The universe 2.1 billion years after the big bang; orange specks connote dark matter.

Big-bang boost
Dark matter may remain invisible and unknown, but during the big bang it corralled luminous matter into a web of galaxies and galaxy clusters—and a computer simulation by Chicago astrophysicists shows how. Using telescopic observations from as far back as seven billion years, associate professor Andrey Kravtsov, research fellow Risa Wechsler, and graduate student Charlie Conroy demonstrated that hydrogen, helium, and heavier elements congregate as gas, then cool and contract until they’re dense enough for galactic-scale star formation. Reported in the June 20 Astrophysical Journal, the findings offer finer detail than ever before to support a popular big-bang scenario—without having to rely on complex assumptions.

Power naps help docs
For medical residents, a few moments of shut-eye make a difference. Assessing the benefits of napping during extended periods on call, Chicago internist and medical instructor Vineet Arora, AM’03, found that just 41 extra minutes of sleep reduce fatigue during a 30-hour shift. Instituting a nap schedule for 38 first-year residents—they averaged 185 minutes of sleep per night instead of 144—she reported in the June 2 Annals of Internal Medicine that fatigue ratings dropped. On a seven-point scale, nappers logged an overall sleepiness of 1.74 (higher means sleepier), versus 2.26 for those on a standard schedule.
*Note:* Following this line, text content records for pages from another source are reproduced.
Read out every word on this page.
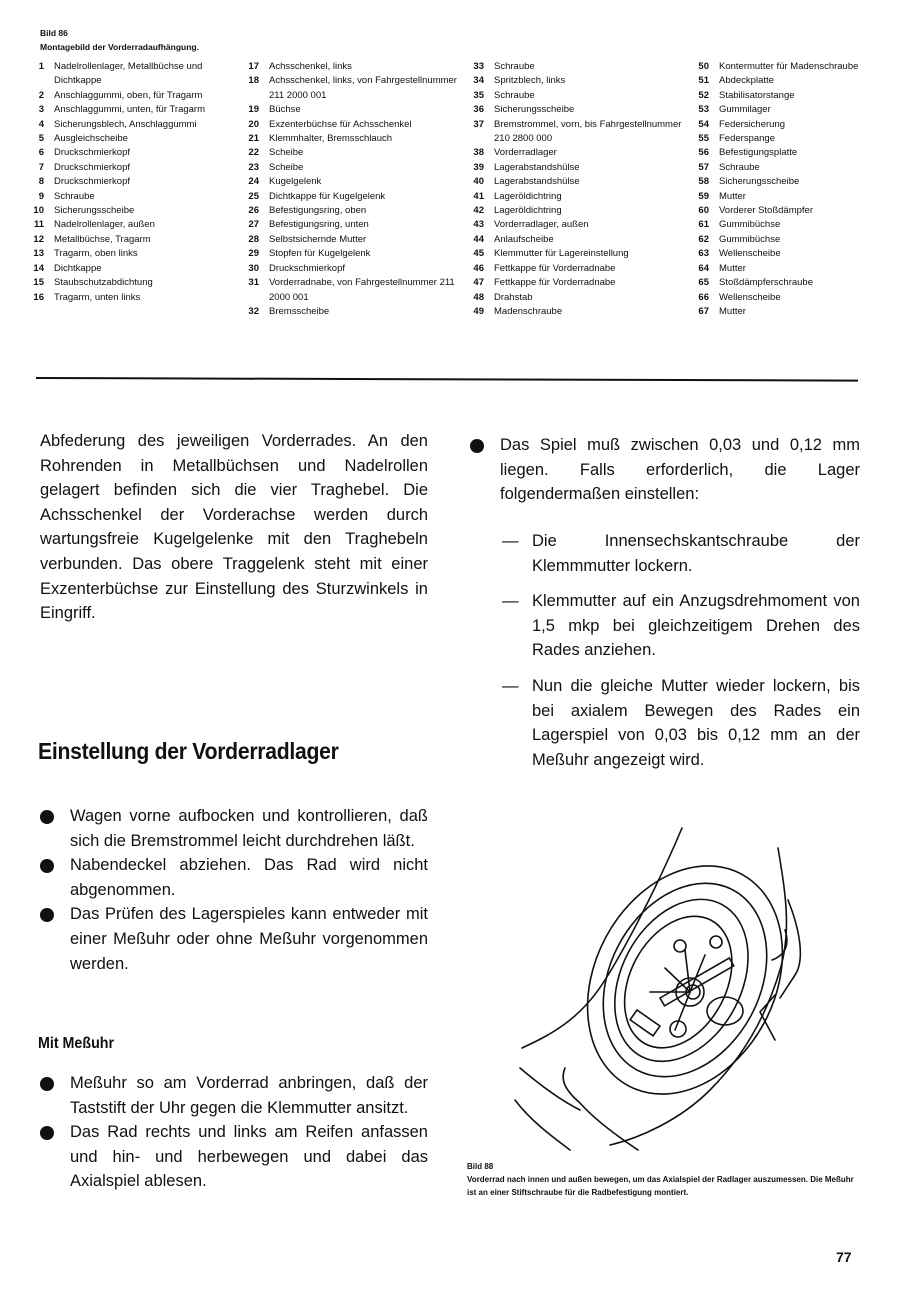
Bild 86
Montagebild der Vorderradaufhängung.
1	Nadelrollenlager, Metallbüchse und Dichtkappe
2	Anschlaggummi, oben, für Tragarm
3	Anschlaggummi, unten, für Tragarm
4	Sicherungsblech, Anschlaggummi
5	Ausgleichscheibe
6	Druckschmierkopf
7	Druckschmierkopf
8	Druckschmierkopf
9	Schraube
10	Sicherungsscheibe
11	Nadelrollenlager, außen
12	Metallbüchse, Tragarm
13	Tragarm, oben links
14	Dichtkappe
15	Staubschutzabdichtung
16	Tragarm, unten links
17	Achsschenkel, links
18	Achsschenkel, links, von Fahrgestellnummer 211 2000 001
19	Büchse
20	Exzenterbüchse für Achsschenkel
21	Klemmhalter, Bremsschlauch
22	Scheibe
23	Scheibe
24	Kugelgelenk
25	Dichtkappe für Kugelgelenk
26	Befestigungsring, oben
27	Befestigungsring, unten
28	Selbstsichernde Mutter
29	Stopfen für Kugelgelenk
30	Druckschmierkopf
31	Vorderradnabe, von Fahrgestellnummer 211 2000 001
32	Bremsscheibe
33	Schraube
34	Spritzblech, links
35	Schraube
36	Sicherungsscheibe
37	Bremstrommel, vorn, bis Fahrgestellnummer 210 2800 000
38	Vorderradlager
39	Lagerabstandshülse
40	Lagerabstandshülse
41	Lageröldichtring
42	Lageröldichtring
43	Vorderradlager, außen
44	Anlaufscheibe
45	Klemmutter für Lagereinstellung
46	Fettkappe für Vorderradnabe
47	Fettkappe für Vorderradnabe
48	Drahstab
49	Madenschraube
50	Kontermutter für Madenschraube
51	Abdeckplatte
52	Stabilisatorstange
53	Gummilager
54	Federsicherung
55	Federspange
56	Befestigungsplatte
57	Schraube
58	Sicherungsscheibe
59	Mutter
60	Vorderer Stoßdämpfer
61	Gummibüchse
62	Gummibüchse
63	Wellenscheibe
64	Mutter
65	Stoßdämpferschraube
66	Wellenscheibe
67	Mutter

Abfederung des jeweiligen Vorderrades. An den Rohrenden in Metallbüchsen und Nadelrollen gelagert befinden sich die vier Traghebel. Die Achsschenkel der Vorderachse werden durch wartungsfreie Kugelgelenke mit den Traghebeln verbunden. Das obere Traggelenk steht mit einer Exzenterbüchse zur Einstellung des Sturzwinkels in Eingriff.

Einstellung der Vorderradlager
Wagen vorne aufbocken und kontrollieren, daß sich die Bremstrommel leicht durchdrehen läßt.
Nabendeckel abziehen. Das Rad wird nicht abgenommen.
Das Prüfen des Lagerspieles kann entweder mit einer Meßuhr oder ohne Meßuhr vorgenommen werden.
Mit Meßuhr
Meßuhr so am Vorderrad anbringen, daß der Taststift der Uhr gegen die Klemmutter ansitzt.
Das Rad rechts und links am Reifen anfassen und hin- und herbewegen und dabei das Axialspiel ablesen.
Das Spiel muß zwischen 0,03 und 0,12 mm liegen. Falls erforderlich, die Lager folgendermaßen einstellen:
— Die Innensechskantschraube der Klemmmutter lockern.
— Klemmutter auf ein Anzugsdrehmoment von 1,5 mkp bei gleichzeitigem Drehen des Rades anziehen.
— Nun die gleiche Mutter wieder lockern, bis bei axialem Bewegen des Rades ein Lagerspiel von 0,03 bis 0,12 mm an der Meßuhr angezeigt wird.
Bild 88
Vorderrad nach innen und außen bewegen, um das Axialspiel der Radlager auszumessen. Die Meßuhr ist an einer Stiftschraube für die Radbefestigung montiert.
77
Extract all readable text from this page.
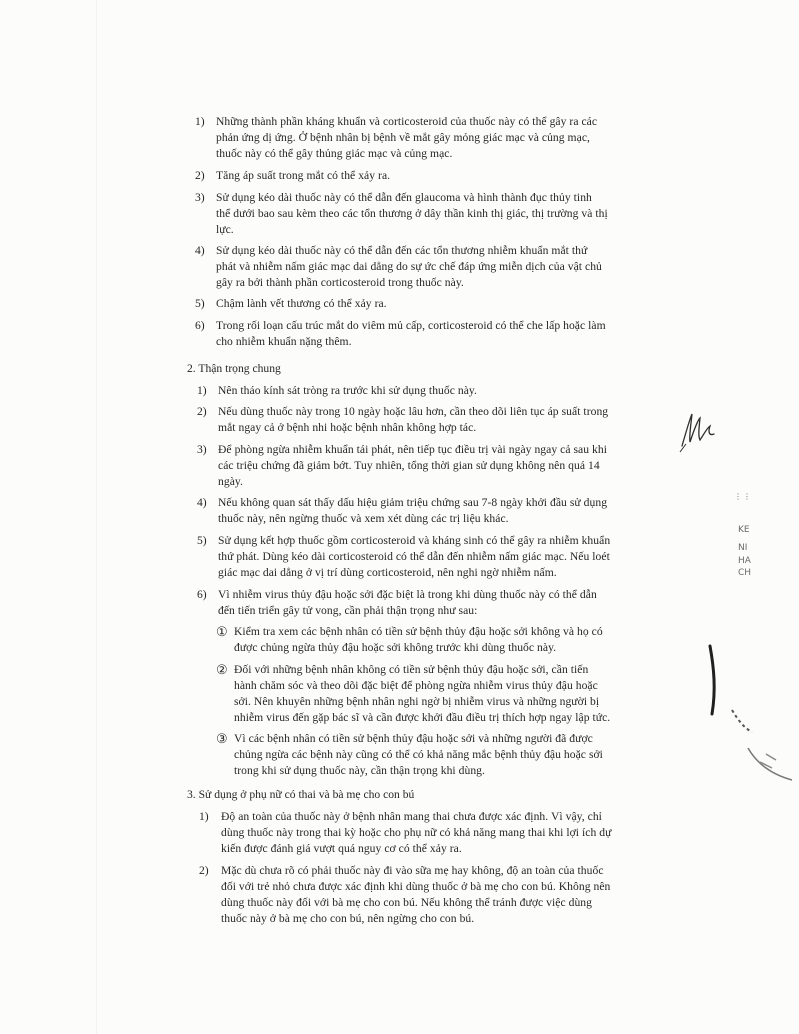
1) Những thành phần kháng khuẩn và corticosteroid của thuốc này có thể gây ra các
phản ứng dị ứng. Ở bệnh nhân bị bệnh về mắt gây mỏng giác mạc và củng mạc,
thuốc này có thể gây thủng giác mạc và củng mạc.
2) Tăng áp suất trong mắt có thể xảy ra.
3) Sử dụng kéo dài thuốc này có thể dẫn đến glaucoma và hình thành đục thủy tinh
thể dưới bao sau kèm theo các tổn thương ở dây thần kinh thị giác, thị trường và thị
lực.
4) Sử dụng kéo dài thuốc này có thể dẫn đến các tổn thương nhiễm khuẩn mắt thứ
phát và nhiễm nấm giác mạc dai dẳng do sự ức chế đáp ứng miễn dịch của vật chủ
gây ra bởi thành phần corticosteroid trong thuốc này.
5) Chậm lành vết thương có thể xảy ra.
6) Trong rối loạn cấu trúc mắt do viêm mủ cấp, corticosteroid có thể che lấp hoặc làm
cho nhiễm khuẩn nặng thêm.
2. Thận trọng chung
1) Nên tháo kính sát tròng ra trước khi sử dụng thuốc này.
2) Nếu dùng thuốc này trong 10 ngày hoặc lâu hơn, cần theo dõi liên tục áp suất trong
mắt ngay cả ở bệnh nhi hoặc bệnh nhân không hợp tác.
3) Để phòng ngừa nhiễm khuẩn tái phát, nên tiếp tục điều trị vài ngày ngay cả sau khi
các triệu chứng đã giảm bớt. Tuy nhiên, tổng thời gian sử dụng không nên quá 14
ngày.
4) Nếu không quan sát thấy dấu hiệu giảm triệu chứng sau 7-8 ngày khởi đầu sử dụng
thuốc này, nên ngừng thuốc và xem xét dùng các trị liệu khác.
5) Sử dụng kết hợp thuốc gồm corticosteroid và kháng sinh có thể gây ra nhiễm khuẩn
thứ phát. Dùng kéo dài corticosteroid có thể dẫn đến nhiễm nấm giác mạc. Nếu loét
giác mạc dai dẳng ở vị trí dùng corticosteroid, nên nghi ngờ nhiễm nấm.
6) Vì nhiễm virus thủy đậu hoặc sởi đặc biệt là trong khi dùng thuốc này có thể dẫn
đến tiến triển gây tử vong, cần phải thận trọng như sau:
① Kiểm tra xem các bệnh nhân có tiền sử bệnh thủy đậu hoặc sởi không và họ có
được chủng ngừa thủy đậu hoặc sởi không trước khi dùng thuốc này.
② Đối với những bệnh nhân không có tiền sử bệnh thủy đậu hoặc sởi, cần tiến
hành chăm sóc và theo dõi đặc biệt để phòng ngừa nhiễm virus thủy đậu hoặc
sởi. Nên khuyên những bệnh nhân nghi ngờ bị nhiễm virus và những người bị
nhiễm virus đến gặp bác sĩ và cần được khởi đầu điều trị thích hợp ngay lập tức.
③ Vì các bệnh nhân có tiền sử bệnh thủy đậu hoặc sởi và những người đã được
chủng ngừa các bệnh này cũng có thể có khả năng mắc bệnh thủy đậu hoặc sởi
trong khi sử dụng thuốc này, cần thận trọng khi dùng.
3. Sử dụng ở phụ nữ có thai và bà mẹ cho con bú
1) Độ an toàn của thuốc này ở bệnh nhân mang thai chưa được xác định. Vì vậy, chỉ
dùng thuốc này trong thai kỳ hoặc cho phụ nữ có khả năng mang thai khi lợi ích dự
kiến được đánh giá vượt quá nguy cơ có thể xảy ra.
2) Mặc dù chưa rõ có phải thuốc này đi vào sữa mẹ hay không, độ an toàn của thuốc
đối với trẻ nhỏ chưa được xác định khi dùng thuốc ở bà mẹ cho con bú. Không nên
dùng thuốc này đối với bà mẹ cho con bú. Nếu không thể tránh được việc dùng
thuốc này ở bà mẹ cho con bú, nên ngừng cho con bú.
⋮⋮
KE
NI
HA
CH
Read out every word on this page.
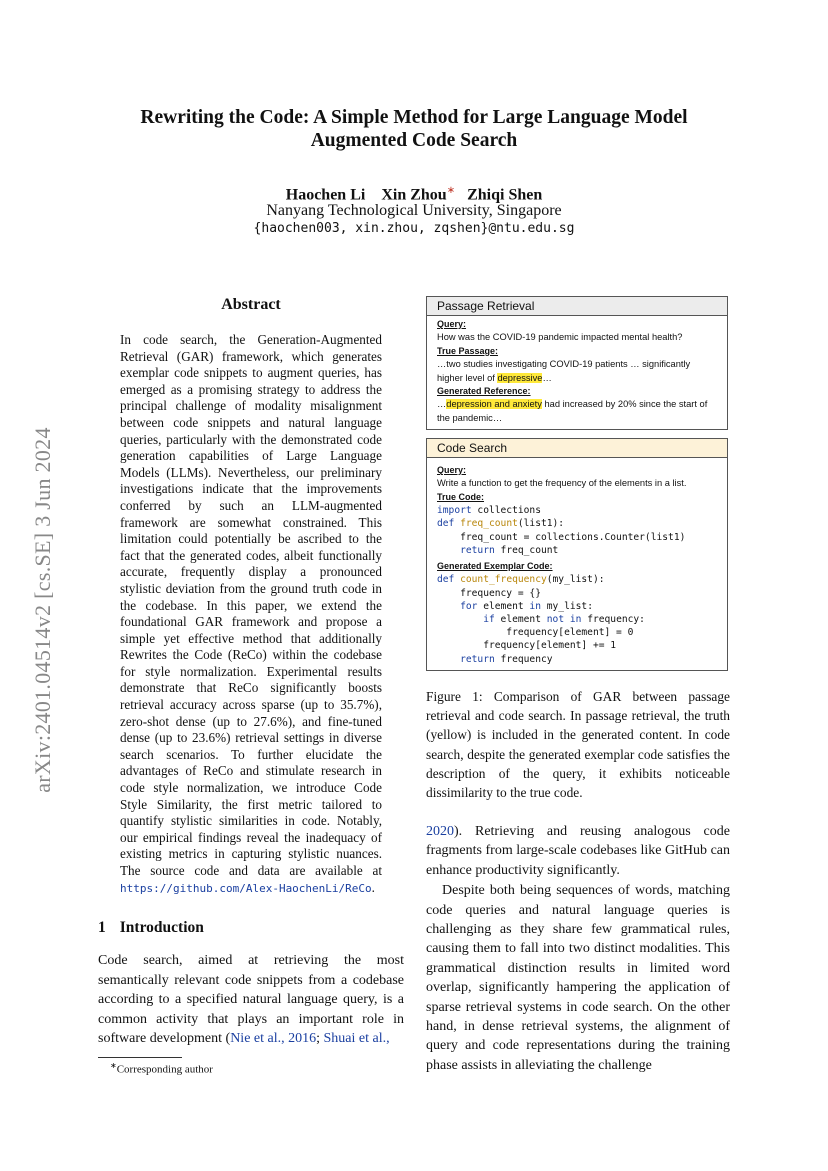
Rewriting the Code: A Simple Method for Large Language Model
Augmented Code Search
Haochen Li Xin Zhou∗ Zhiqi Shen
Nanyang Technological University, Singapore
{haochen003, xin.zhou, zqshen}@ntu.edu.sg
arXiv:2401.04514v2 [cs.SE] 3 Jun 2024
Abstract
In code search, the Generation-Augmented Retrieval (GAR) framework, which generates exemplar code snippets to augment queries, has emerged as a promising strategy to address the principal challenge of modality misalignment between code snippets and natural language queries, particularly with the demonstrated code generation capabilities of Large Language Models (LLMs). Nevertheless, our preliminary investigations indicate that the improvements conferred by such an LLM-augmented framework are somewhat constrained. This limitation could potentially be ascribed to the fact that the generated codes, albeit functionally accurate, frequently display a pronounced stylistic deviation from the ground truth code in the codebase. In this paper, we extend the foundational GAR framework and propose a simple yet effective method that additionally Rewrites the Code (ReCo) within the codebase for style normalization. Experimental results demonstrate that ReCo significantly boosts retrieval accuracy across sparse (up to 35.7%), zero-shot dense (up to 27.6%), and fine-tuned dense (up to 23.6%) retrieval settings in diverse search scenarios. To further elucidate the advantages of ReCo and stimulate research in code style normalization, we introduce Code Style Similarity, the first metric tailored to quantify stylistic similarities in code. Notably, our empirical findings reveal the inadequacy of existing metrics in capturing stylistic nuances. The source code and data are available at https://github.com/Alex-HaochenLi/ReCo.
1 Introduction
Code search, aimed at retrieving the most semantically relevant code snippets from a codebase according to a specified natural language query, is a common activity that plays an important role in software development (Nie et al., 2016; Shuai et al.,
∗Corresponding author
Passage Retrieval
Query:
How was the COVID-19 pandemic impacted mental health?
True Passage:
…two studies investigating COVID-19 patients … significantly higher level of depressive…
Generated Reference:
…depression and anxiety had increased by 20% since the start of the pandemic…
Code Search
Query:
Write a function to get the frequency of the elements in a list.
True Code:
import collections
def freq_count(list1):
freq_count = collections.Counter(list1)
return freq_count
Generated Exemplar Code:
def count_frequency(my_list):
frequency = {}
for element in my_list:
if element not in frequency:
frequency[element] = 0
frequency[element] += 1
return frequency
Figure 1: Comparison of GAR between passage retrieval and code search. In passage retrieval, the truth (yellow) is included in the generated content. In code search, despite the generated exemplar code satisfies the description of the query, it exhibits noticeable dissimilarity to the true code.

2020). Retrieving and reusing analogous code fragments from large-scale codebases like GitHub can enhance productivity significantly.

Despite both being sequences of words, matching code queries and natural language queries is challenging as they share few grammatical rules, causing them to fall into two distinct modalities. This grammatical distinction results in limited word overlap, significantly hampering the application of sparse retrieval systems in code search. On the other hand, in dense retrieval systems, the alignment of query and code representations during the training phase assists in alleviating the challenge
When welfare-to-work doesn’t
A pioneer in the 1996 welfare-to-work reforms, Wisconsin reduced public-aid rolls by 80 percent in just a few years. Offering child care and tax credits while tightening work requirements and cash benefits, the state helped place recipients in jobs. But in a study released in May by the Chapin Hall Center for Children, SSA professor and center director Mark E. Courtney says those still on welfare are much needier—hobbled by disabilities, mental-health problems, and substance abuse—and the system often fails to help. In 1999 researchers began following 1,075 welfare applicants, chiefly black single mothers, and found that most cycled in and out of the program, working only intermittently and failing to support themselves.